Different FSM software solutions prioritize different things. Ultimately, whatever you choose should be a tool that integrates the different aspects of your business. If the FSM software interface is intended for your decision makers to provide guidance, then it needs to support what’s important to them. Will it be easy to use? Then you should prioritize a system with the best interface and is the most intuitive to use, even if it’s not the most souped-up system on the market. If your senior leadership team wants quick access to data, then look for a FSM software solution that can pull up and sort data quickly and visually. What you’re looking for here is basically buy-in from senior decision-makers: you want to know what’s important to them and then make sure whatever FSM software solution you choose maximizes that.

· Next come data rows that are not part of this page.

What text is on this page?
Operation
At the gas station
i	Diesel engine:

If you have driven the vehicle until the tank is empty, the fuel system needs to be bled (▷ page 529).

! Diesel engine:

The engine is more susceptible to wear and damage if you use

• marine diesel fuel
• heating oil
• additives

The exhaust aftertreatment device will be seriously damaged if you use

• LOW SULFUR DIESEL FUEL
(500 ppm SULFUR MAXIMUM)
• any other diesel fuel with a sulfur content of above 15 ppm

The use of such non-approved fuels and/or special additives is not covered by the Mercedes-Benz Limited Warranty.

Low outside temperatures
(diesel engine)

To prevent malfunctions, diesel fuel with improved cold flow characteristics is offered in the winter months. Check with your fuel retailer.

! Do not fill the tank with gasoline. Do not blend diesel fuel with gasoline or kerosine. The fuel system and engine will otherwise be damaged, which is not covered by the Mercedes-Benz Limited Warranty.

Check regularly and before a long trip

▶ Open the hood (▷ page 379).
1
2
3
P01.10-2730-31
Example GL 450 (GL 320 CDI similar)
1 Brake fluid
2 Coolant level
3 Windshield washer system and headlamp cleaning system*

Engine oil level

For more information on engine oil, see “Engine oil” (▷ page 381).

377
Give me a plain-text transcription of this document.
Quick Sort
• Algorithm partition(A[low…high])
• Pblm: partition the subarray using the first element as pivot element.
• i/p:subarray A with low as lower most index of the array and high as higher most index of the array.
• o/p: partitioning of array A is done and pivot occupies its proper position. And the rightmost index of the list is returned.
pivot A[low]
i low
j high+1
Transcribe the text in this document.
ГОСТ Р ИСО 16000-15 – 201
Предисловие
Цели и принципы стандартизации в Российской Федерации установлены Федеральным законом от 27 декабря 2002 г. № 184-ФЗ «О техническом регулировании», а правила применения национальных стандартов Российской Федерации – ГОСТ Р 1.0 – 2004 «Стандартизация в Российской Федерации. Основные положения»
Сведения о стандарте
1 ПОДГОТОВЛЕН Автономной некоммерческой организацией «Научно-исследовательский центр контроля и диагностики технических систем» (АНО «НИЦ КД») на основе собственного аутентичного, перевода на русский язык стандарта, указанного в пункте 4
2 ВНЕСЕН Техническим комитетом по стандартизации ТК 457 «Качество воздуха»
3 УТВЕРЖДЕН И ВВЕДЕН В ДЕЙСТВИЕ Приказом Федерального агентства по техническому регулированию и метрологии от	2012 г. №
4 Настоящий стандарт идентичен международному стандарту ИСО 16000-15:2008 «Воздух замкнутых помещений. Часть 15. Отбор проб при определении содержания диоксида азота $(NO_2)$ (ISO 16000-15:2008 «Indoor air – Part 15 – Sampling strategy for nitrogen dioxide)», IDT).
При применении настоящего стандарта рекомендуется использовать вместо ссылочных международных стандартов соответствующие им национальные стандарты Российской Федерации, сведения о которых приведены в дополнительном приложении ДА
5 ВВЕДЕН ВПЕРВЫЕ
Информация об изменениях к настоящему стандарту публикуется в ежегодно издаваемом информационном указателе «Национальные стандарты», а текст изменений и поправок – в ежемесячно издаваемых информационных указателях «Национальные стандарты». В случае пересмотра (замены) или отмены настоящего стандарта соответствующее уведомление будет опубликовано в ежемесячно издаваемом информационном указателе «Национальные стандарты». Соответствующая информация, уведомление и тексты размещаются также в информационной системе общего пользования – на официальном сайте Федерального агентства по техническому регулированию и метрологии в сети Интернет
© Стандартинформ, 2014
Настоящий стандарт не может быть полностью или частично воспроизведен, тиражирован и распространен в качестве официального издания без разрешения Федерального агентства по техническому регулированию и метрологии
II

2. What Can You Integrate?
You don’t want to be running from one screen to the next and then to a third screen to get your work done and keep things moving smoothly. You want everything in the same place. This should include:
- Customer data
- Sales information
- Technician contact information
- Invoices and billing
- Your e-mail
- Any task management systems you use
- Anything else important to your specific organization
Not every FSM software solution will give you 100 percent integration of everything you use, but you want to get as close as possible to that number. As long as the system is easy to use, you can have a seamless integration of software and business operations.
3. Can You Easily Deploy The System?
If you can’t get 100 percent of the way on integration, you will at least want a solution that can be implemented without too much effort. Many solutions market themselves as easy to use, but that’s not always true. This is where your research comes into play. Look at all positive and negative customer reviews. If you know others in your industry or vertical, talk to them about which FSM solutions worked (or didn’t work) for them. Research is vital; you want to make the system work for you. Almost every field service management solution in the market today will preach that their solution is easy to implement. Use your time wisely and pick the best FSM software solution for you.
4. Is Your Solution Adaptable?
Business needs and revenue models can shift frequently. Because of the constant change in the business world you need to understand the adaptability of a system. Decision makers should expect their software and technology to pivot as quickly their business models require. They don’t want to acquire and deploy another system
5. How Will You Collect, Present, and Report Your Data?
Most companies are trying to gain valuable consumer and business insights from the data they collect. In order to successfully present the data you need a field service management solution that can do the following things:
- Capture data accurately
- Present it in a way where you can assess its accuracy
- Make it easy to scrub messy data
- Provide multiple options for analyzing and visualizing the data to others
Data means nothing to a business unless it leads to better decision making or business growth. Otherwise, it’s just information – the data is not serving any purpose. Senior decision makers in many organizations have long admitted that they value data, but aren’t always sure what to do with it[i]. In order to make decisions based on data you should find easy ways to contextualize and present information. This involves having personnel who understand data analysis and can create effective presentations. It also involves having a system that allows for easier capture and organization of that data. Otherwise, you create a cluttered mess of information that senior leaders can’t drive decisions from — and that probably means you’ll be reinvesting in a new solution soon.
What other factors or considerations would you list?